Li, Ruosen, Luo, Ziming, Du, Xinya

arXiv.org Artificial Intelligence 

Hallucinations in large language models (LLMs) pose significant challenges in tasks requiring complex multi-step reasoning, such as mathematical problem-solving. Existing approaches primarily detect the presence of hallucinations but lack a nuanced understanding of their types and manifestations. In this paper, we first introduce a comprehensive taxonomy that categorizes the common hallucinations in mathematical reasoning tasks into six types: fabrication, factual inconsistency, context inconsistency, instruction inconsistency, logical inconsistency, and logical error. We then propose FG-PRM (Fine-Grained Process Reward Model), an augmented model designed to detect and mitigate hallucinations in a finegrained, step-level manner.

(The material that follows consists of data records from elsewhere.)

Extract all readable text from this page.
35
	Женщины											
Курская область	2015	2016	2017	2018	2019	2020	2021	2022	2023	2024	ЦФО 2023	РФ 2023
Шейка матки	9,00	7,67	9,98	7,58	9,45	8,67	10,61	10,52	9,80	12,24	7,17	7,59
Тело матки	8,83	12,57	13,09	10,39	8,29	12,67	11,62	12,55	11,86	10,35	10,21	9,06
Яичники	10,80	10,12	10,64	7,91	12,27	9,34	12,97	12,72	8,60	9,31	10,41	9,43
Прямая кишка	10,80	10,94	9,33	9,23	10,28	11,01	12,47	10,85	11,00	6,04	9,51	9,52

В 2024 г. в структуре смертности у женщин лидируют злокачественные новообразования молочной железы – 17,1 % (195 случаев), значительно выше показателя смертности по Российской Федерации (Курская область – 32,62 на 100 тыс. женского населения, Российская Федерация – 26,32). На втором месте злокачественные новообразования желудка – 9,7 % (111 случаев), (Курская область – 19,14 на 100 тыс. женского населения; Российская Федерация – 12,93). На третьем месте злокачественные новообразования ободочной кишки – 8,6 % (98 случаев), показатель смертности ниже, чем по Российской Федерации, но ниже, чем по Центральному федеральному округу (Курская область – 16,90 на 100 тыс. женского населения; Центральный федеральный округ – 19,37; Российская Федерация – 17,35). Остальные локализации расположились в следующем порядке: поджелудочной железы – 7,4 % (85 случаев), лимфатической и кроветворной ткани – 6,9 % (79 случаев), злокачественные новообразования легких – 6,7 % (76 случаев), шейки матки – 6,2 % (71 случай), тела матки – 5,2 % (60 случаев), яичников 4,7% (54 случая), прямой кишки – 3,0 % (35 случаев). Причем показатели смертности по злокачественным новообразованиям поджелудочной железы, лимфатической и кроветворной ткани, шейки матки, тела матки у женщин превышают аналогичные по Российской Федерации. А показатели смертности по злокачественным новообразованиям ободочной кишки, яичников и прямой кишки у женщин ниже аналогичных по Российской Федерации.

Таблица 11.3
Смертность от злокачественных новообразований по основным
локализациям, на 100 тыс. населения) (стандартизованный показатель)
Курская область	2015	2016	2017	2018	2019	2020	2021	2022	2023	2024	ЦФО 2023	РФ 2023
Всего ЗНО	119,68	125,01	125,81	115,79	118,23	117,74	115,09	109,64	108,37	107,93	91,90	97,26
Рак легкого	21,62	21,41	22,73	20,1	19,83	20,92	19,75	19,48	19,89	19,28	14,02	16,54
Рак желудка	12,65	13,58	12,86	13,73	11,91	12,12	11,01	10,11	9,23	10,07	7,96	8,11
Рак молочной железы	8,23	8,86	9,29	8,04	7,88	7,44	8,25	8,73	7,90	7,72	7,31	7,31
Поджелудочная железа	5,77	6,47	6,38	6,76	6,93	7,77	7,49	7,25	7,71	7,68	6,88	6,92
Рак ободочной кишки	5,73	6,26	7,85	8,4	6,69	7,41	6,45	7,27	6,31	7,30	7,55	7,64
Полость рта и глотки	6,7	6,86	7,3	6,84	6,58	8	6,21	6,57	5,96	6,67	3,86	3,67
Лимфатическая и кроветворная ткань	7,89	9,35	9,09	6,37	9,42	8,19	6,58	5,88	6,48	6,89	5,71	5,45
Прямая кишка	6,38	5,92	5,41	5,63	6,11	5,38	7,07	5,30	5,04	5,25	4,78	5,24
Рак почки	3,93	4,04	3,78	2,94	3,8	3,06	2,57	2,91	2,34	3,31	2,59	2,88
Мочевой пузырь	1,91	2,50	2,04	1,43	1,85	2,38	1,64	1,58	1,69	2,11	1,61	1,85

To address the limitations of manually labeling training data, we propose an automated method for generating fine-grained hallucination data using LLMs. By injecting hallucinations into reasoning steps of correct solutions, we create a diverse and balanced synthetic dataset for training FG-PRM, which consists of six specialized Process Reward Models (PRMs), each tailored to detect a specific hallucination type. Our FG-PRM demonstrates superior performance across two key tasks: 1) Fine-grained hallucination detection: classifying hallucination types for each reasoning step; and 2) Verification: ranking multiple LLM-generated outputs to select the most accurate solution, mitigating reasoning hallucinations. Our experiments show that FG-PRM outperforms ChatGPT-3.5 and Claude-3 on fine-grained hallucination detection and substantially boosts the performance of LLMs on GSM8K and MATH benchmarks.